= Caligula (play) =

1944 play by Albert Camus

Caligula is a play written by Albert Camus, begun in 1938 (the date of the first manuscript is 1939) and published for the first time in May 1944 by Éditions Gallimard. It premiered on 26 September 1945 at the Théâtre Hébertot in Paris, starring Gérard Philipe (Caligula), Michel Bouquet and Georges Vitaly and was directed by Paul Œttly. The play was later the subject of numerous revisions. It is part of what Camus called the "Cycle of the Absurd", together with the novel The Stranger (1942) and the essay The Myth of Sisyphus (1942). A number of critics have reported the piece to be existentialist, though Camus always denied belonging to this philosophy.
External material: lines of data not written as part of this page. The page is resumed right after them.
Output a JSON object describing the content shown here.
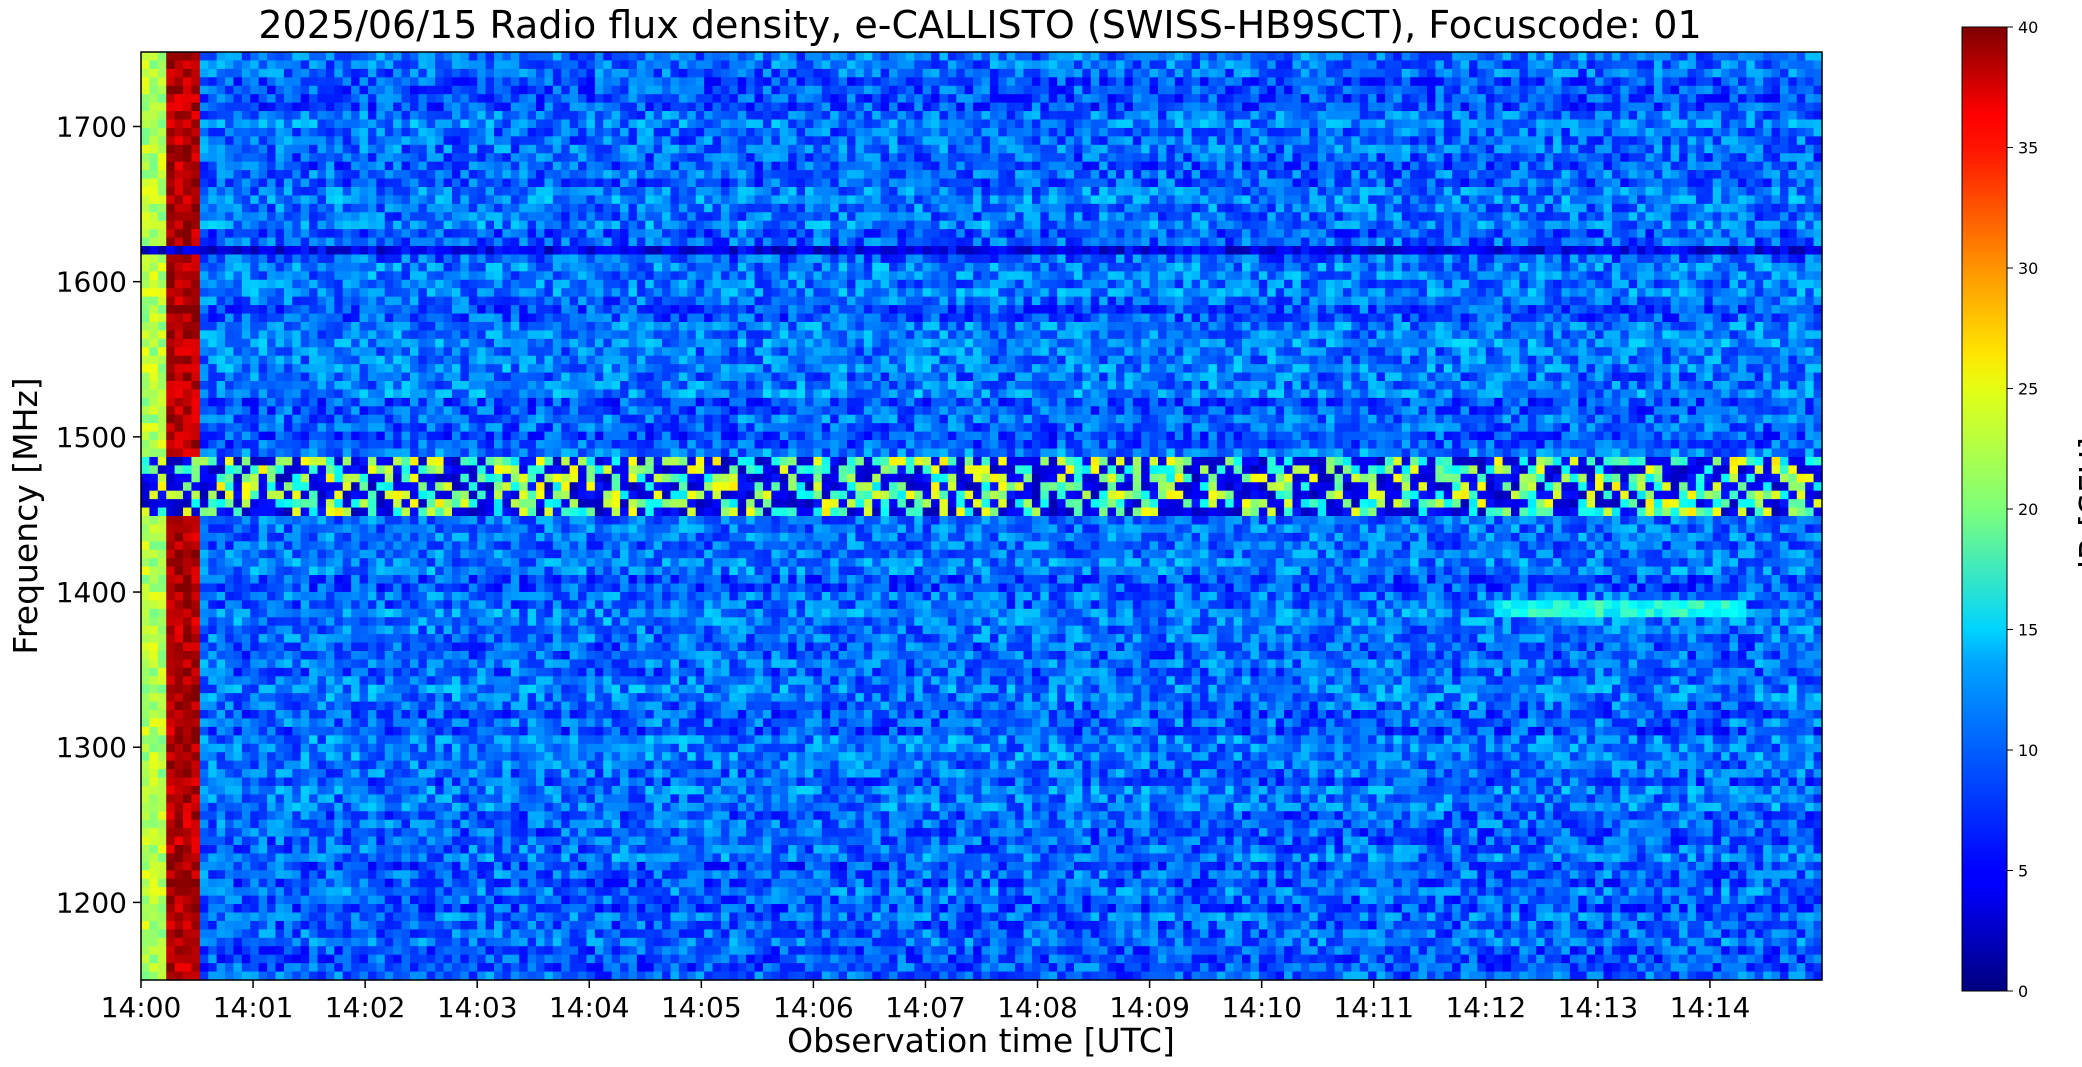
{
  "chart_data": {
    "type": "heatmap",
    "title": "2025/06/15  Radio flux density, e-CALLISTO (SWISS-HB9SCT), Focuscode: 01",
    "xlabel": "Observation time [UTC]",
    "ylabel": "Frequency [MHz]",
    "x_ticks": [
      "14:00",
      "14:01",
      "14:02",
      "14:03",
      "14:04",
      "14:05",
      "14:06",
      "14:07",
      "14:08",
      "14:09",
      "14:10",
      "14:11",
      "14:12",
      "14:13",
      "14:14"
    ],
    "x_range_minutes": [
      0,
      15
    ],
    "y_ticks": [
      1200,
      1300,
      1400,
      1500,
      1600,
      1700
    ],
    "ylim": [
      1150,
      1748
    ],
    "colorbar": {
      "label": "dB [SFU]",
      "ticks": [
        0,
        5,
        10,
        15,
        20,
        25,
        30,
        35,
        40
      ],
      "range": [
        0,
        40
      ],
      "colormap": "jet"
    },
    "background_level": 9,
    "features": [
      {
        "name": "calibration segment",
        "x_minutes": [
          0.0,
          0.25
        ],
        "level": 22
      },
      {
        "name": "calibration segment",
        "x_minutes": [
          0.25,
          0.52
        ],
        "level": 38
      },
      {
        "name": "interference band",
        "freq_mhz": [
          1450,
          1485
        ],
        "level": 14
      },
      {
        "name": "horizontal line",
        "freq_mhz": [
          1386,
          1392
        ],
        "x_minutes": [
          12.1,
          14.3
        ],
        "level": 16
      },
      {
        "name": "dark line",
        "freq_mhz": [
          1620,
          1623
        ],
        "level": 4
      }
    ]
  }
}
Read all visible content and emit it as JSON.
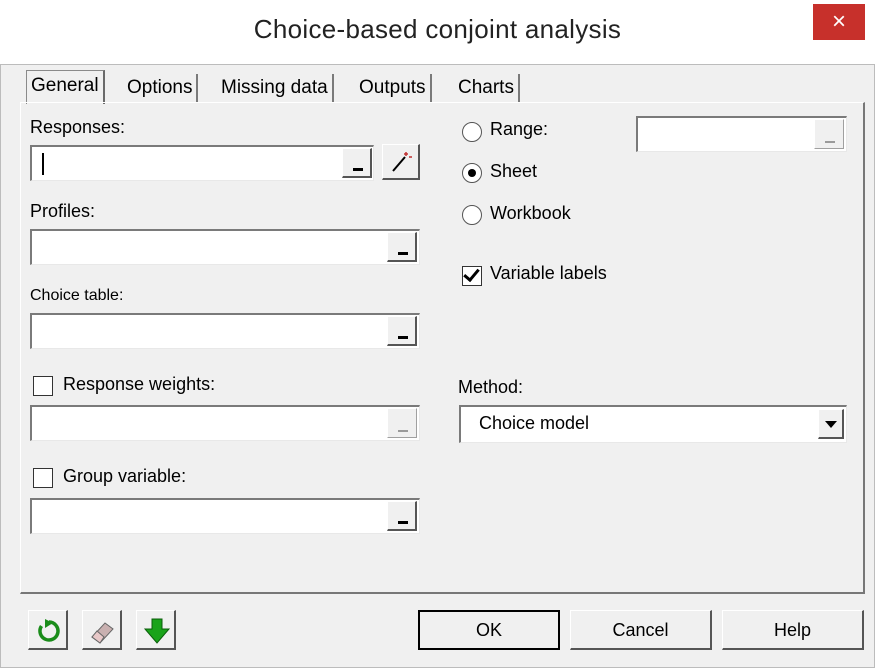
{
  "window": {
    "title": "Choice-based conjoint analysis",
    "close_glyph": "×"
  },
  "tabs": [
    {
      "label": "General",
      "active": true
    },
    {
      "label": "Options",
      "active": false
    },
    {
      "label": "Missing data",
      "active": false
    },
    {
      "label": "Outputs",
      "active": false
    },
    {
      "label": "Charts",
      "active": false
    }
  ],
  "general": {
    "responses_label": "Responses:",
    "responses_value": "",
    "profiles_label": "Profiles:",
    "profiles_value": "",
    "choice_table_label": "Choice table:",
    "choice_table_value": "",
    "response_weights_label": "Response weights:",
    "response_weights_checked": false,
    "response_weights_value": "",
    "group_variable_label": "Group variable:",
    "group_variable_checked": false,
    "group_variable_value": "",
    "output": {
      "range_label": "Range:",
      "sheet_label": "Sheet",
      "workbook_label": "Workbook",
      "selected": "Sheet",
      "range_value": ""
    },
    "variable_labels_label": "Variable labels",
    "variable_labels_checked": true,
    "method_label": "Method:",
    "method_value": "Choice model"
  },
  "footer": {
    "ok_label": "OK",
    "cancel_label": "Cancel",
    "help_label": "Help",
    "icons": [
      "reset-icon",
      "eraser-icon",
      "down-arrow-icon"
    ]
  },
  "colors": {
    "close_button": "#c7302b",
    "reset_icon": "#1a8c1a",
    "down_arrow": "#1aa31a"
  }
}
Its plot revolves around the historical figure of Caligula, a Roman Emperor famed for his cruelty and seemingly insane behavior.

==Plot==
The play depicts Caligula, Emperor of Rome, torn by the death of Drusilla, his sister and lover. In Camus' version of events, Caligula eventually deliberately manipulates his own assassination. (Historically, Caligula's assassination took place on January 24, AD 41.)

Albert Camus wrote of his piece, "Caligula, a seemingly kind prince, realises upon the death of Drusilla (his sister and his mistress) that men die and they are not happy. Obsessed by the quest for the Absolute and poisoned by contempt and horror, he tries to exercise through murder and systematic perversion of all values, a freedom, which he discovers in the end is not truly freedom. He rejects friendship and love, simple human solidarity, good and evil. He takes the word of those around him, he forces them to logic, he levels all around him by force of his refusal and by the rage of destruction which drives his passion for life."

He continues, "But if his truth is to rebel against fate, his faculty is to oppose, and deny other men. One cannot destroy, without destroying oneself. This is why Caligula depopulates the world around him and, true to his logic, makes arrangements to arm those who will eventually kill him. Caligula is the story of a superior suicide. It is the story of the most human and the most tragic of errors. Unfaithful to man, loyal to himself, Caligula consents to die for having understood that no one can save himself all alone and that one cannot be free in opposition to other men."

== Versions of Caligula ==

The final version is the four-act version of 1944, first published jointly with The Misunderstanding then published alone in the same year. There is a three-act version of 1941, re-published in 1984, in the compilation Cahiers Albert Camus. The changes between the versions show the effect of World War II on Camus. The play is the basis for the 2006 German-language opera of the same name by Detlev Glanert.